Tuesday, 18 October 2016

ALBUM REVIEW: Obsidian Kingdom - “A Year with No Summer”

By: Jay Hampshire

Album Type: Full Length
Date Released: 11/03/2016
Label: Season of Mist



“This record is well constructed and the instrumentation is very impressive. But for those looking for similar fare to their previous work, they’d best keep looking.”


“A Year with No Summer” CD//DD//LP track list

1). A Year with No Summer
2). 10th April
3). Darkness
4). The Kandinsky Group
5). The Polyarnik
6). Black Swan
7). Away/Absent

The Review:

Barcelona’s Obsidian Kingdom can’t be defined easily. Orbiting extreme metal, rather than landing directly in its dank confines, the five piece draw influence from a myriad of other acts and sub genres in order to create their sound. “A Year with No Summer” is their first album proper since 2012’s “Mantiis – An Agony In Fourteen Bites” (there was an album of remixes that followed the latter in 2013). There have been substantial line-up changes since their last full length, but has it seen them lose their way, or has it breathed new life into the kingdom?

The title track opens with some hissing snare, slowly adding layers of stabbing bass and rising feedback. It wanders at a satisfying pace, glossy, smooth clean vocals adding to the laid back lustre. Things kick up a gear, launching into an anthemic, surging chorus that Killing Joke would be proud of. Ojete Mordaza II throws in some excellent, bouncing drum grooves, and the track lurches into more ‘metal’ territory with a razor edged drive towards the end.

It becomes increasingly clear that the group have skirted off into lighter, more experimental waters than they waded in with “Mantiis…” they stretch their electronica wings much more. ‘10th April’ broods with spoken word lyrics and wavering synths before being joined by grinding waves and urgent drum samples, twisting into swooping noise. When the band mesh these styles, it’s always complementary, and never seems tacked on or gimmicky.

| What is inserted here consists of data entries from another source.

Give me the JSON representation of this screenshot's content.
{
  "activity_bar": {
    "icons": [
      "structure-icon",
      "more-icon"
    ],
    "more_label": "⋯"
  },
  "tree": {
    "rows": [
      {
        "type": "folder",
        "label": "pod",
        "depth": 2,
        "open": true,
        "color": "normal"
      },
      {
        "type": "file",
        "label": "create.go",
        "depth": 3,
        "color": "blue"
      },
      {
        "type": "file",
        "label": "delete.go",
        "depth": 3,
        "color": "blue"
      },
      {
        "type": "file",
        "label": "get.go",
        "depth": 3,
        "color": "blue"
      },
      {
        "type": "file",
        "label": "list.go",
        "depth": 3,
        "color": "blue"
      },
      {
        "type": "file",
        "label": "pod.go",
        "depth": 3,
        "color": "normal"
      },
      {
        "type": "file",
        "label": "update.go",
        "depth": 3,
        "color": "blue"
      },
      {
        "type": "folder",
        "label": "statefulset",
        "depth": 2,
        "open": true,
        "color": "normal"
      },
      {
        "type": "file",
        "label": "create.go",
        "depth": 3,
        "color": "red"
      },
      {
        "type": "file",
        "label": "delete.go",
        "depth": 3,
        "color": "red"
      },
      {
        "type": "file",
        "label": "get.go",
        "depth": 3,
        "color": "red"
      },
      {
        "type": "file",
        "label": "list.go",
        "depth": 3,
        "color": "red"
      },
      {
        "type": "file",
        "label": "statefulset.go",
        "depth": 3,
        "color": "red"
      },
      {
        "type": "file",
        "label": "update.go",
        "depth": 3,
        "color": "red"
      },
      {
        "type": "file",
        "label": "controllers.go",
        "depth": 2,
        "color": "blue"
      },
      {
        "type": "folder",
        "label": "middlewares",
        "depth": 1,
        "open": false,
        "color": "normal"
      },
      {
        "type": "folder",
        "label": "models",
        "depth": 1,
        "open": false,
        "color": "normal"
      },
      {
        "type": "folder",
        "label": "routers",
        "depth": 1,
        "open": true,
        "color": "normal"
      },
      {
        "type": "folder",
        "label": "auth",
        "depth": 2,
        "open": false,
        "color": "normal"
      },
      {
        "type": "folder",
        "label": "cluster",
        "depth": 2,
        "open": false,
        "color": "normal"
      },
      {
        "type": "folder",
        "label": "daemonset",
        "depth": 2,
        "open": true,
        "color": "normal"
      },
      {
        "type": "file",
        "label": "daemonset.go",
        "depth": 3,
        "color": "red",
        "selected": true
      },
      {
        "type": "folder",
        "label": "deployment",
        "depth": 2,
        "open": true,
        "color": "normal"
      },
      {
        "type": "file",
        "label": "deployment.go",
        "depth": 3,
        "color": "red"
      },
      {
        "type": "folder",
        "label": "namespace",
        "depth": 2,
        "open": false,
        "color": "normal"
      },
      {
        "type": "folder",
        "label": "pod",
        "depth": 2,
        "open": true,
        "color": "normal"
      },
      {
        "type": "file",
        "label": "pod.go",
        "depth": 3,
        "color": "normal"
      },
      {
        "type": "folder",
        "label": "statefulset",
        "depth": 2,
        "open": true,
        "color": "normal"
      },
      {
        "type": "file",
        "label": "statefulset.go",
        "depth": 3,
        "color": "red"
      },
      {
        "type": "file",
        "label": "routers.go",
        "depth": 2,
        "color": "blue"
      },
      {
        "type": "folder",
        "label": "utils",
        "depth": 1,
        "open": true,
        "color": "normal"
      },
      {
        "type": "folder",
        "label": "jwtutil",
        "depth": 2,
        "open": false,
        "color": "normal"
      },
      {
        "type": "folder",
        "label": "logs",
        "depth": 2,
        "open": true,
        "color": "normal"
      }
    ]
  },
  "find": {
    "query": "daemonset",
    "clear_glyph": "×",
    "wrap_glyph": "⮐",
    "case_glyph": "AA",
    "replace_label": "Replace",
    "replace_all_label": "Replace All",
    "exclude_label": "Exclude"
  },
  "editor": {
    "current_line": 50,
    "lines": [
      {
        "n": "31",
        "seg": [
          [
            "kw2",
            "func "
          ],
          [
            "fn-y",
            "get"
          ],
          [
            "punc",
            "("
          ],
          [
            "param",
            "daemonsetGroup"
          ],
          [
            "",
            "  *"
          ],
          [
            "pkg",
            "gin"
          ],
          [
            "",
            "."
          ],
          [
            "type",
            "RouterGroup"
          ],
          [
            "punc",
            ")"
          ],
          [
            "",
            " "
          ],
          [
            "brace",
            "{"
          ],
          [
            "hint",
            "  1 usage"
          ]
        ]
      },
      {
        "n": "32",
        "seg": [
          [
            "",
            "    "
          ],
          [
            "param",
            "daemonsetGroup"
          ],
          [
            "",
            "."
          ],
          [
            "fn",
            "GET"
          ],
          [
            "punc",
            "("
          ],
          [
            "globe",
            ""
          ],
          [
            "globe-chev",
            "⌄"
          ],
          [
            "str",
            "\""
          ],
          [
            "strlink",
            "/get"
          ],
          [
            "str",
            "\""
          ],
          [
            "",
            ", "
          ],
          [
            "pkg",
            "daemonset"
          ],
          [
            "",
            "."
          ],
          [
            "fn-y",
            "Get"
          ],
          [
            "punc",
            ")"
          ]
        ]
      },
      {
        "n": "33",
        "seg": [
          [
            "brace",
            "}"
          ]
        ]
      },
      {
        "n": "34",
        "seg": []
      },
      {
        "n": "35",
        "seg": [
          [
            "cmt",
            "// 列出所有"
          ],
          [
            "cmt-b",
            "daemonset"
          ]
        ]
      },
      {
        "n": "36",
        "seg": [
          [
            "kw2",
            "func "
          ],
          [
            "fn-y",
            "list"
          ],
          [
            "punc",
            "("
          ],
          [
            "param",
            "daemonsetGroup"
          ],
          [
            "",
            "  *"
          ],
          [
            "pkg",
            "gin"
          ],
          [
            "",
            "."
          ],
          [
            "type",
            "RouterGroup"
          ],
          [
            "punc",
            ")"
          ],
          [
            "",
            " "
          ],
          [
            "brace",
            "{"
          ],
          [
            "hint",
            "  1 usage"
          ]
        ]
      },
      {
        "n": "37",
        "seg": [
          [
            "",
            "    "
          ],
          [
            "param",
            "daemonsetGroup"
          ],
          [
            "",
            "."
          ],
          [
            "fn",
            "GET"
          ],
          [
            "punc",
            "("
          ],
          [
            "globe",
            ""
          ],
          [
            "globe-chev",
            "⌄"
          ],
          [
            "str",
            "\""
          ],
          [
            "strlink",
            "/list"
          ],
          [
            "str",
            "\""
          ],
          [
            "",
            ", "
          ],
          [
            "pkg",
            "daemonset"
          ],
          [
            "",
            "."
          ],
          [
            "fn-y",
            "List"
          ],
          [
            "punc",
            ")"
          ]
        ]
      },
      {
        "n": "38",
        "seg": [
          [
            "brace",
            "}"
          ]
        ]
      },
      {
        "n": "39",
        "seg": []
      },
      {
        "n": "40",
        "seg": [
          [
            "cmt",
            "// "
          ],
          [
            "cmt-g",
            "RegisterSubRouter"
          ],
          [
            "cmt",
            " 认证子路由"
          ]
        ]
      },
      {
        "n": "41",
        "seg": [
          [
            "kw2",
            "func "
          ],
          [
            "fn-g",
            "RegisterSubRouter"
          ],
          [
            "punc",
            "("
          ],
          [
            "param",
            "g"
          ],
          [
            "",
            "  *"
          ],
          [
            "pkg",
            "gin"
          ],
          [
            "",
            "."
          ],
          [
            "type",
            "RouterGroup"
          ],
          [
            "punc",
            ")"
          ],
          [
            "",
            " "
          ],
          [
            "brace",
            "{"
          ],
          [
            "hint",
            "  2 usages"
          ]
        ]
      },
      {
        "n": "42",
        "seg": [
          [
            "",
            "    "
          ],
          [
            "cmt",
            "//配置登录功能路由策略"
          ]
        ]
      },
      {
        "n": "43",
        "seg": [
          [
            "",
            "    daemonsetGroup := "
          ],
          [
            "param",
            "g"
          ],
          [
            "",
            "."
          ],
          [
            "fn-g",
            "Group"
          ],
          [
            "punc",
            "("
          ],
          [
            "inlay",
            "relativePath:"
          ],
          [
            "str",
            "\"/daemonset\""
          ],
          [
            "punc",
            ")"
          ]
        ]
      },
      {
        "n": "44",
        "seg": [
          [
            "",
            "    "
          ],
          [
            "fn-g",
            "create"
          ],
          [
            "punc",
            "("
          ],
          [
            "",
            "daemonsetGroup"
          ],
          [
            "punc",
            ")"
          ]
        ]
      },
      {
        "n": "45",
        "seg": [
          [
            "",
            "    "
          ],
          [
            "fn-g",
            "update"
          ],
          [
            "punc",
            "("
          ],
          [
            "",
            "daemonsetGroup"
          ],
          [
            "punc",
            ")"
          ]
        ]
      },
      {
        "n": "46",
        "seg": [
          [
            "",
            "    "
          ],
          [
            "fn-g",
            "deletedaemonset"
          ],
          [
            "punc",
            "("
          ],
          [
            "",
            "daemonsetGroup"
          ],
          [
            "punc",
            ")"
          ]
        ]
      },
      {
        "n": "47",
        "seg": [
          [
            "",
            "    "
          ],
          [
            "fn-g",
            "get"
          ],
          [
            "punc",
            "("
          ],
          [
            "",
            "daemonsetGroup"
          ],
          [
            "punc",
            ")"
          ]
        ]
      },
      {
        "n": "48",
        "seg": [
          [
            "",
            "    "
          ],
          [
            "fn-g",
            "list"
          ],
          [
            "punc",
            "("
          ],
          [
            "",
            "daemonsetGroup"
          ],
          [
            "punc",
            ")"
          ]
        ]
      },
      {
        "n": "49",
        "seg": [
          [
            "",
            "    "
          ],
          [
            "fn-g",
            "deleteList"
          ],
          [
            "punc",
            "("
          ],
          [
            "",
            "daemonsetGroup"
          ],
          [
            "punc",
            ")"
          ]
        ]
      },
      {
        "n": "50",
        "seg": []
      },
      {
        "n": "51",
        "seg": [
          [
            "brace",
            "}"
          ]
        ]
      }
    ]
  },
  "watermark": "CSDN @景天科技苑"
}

‘Darkness’ races urgently with decent, grunty bass and yelped vocals, opening out into grinding chords and ascending guitar, stripping back into a moody shuffle around its centre. Longest track ‘The Kandinsky Group’ starts life as a wall of shuddering, creeping noise pierced by a singly bright sine wave, before lapsing into a smooth, rhythmic groove punctuated with porno guitar work. ‘The Polyarnik’ pulses at the jugular with deep synths and burbles its way towards cinematic, towering instrumental layers.

‘Black Swan’s curiously 80’s intro sees Rider G Omega’s vocals sounding curiously like Phil Collins, before swelling with powerful synths and bright guitar motes. ‘Away/Absent’ closes the show in style, kicking in with uplifting guitars before sweeping away with urgent riffs, splashy cymbals and rasped vocal yelps. It moves through a patch of tasty bass grooves, echoing spoken word vocals and frantic tom rolls, before the riffs return and a dazzling, manic guitar overlay drops in.

This is a very different band than the one that conjured up “Mantiis”. They’ve eschewed most of the trappings of death/black/extreme metal (no scream vocals, punishing blast beats or jagged riffs here). Dabbling more with electronica, jazz and lighter melodies, Obsidian Kingdom place themselves in with the post crowd, alongside the likes of Mogwai, Godspeed! And their ilk. This is no bad thing – this record is well constructed, the instrumentation is very impressive. But for those looking for similar fare to their previous work, they’d best keep looking.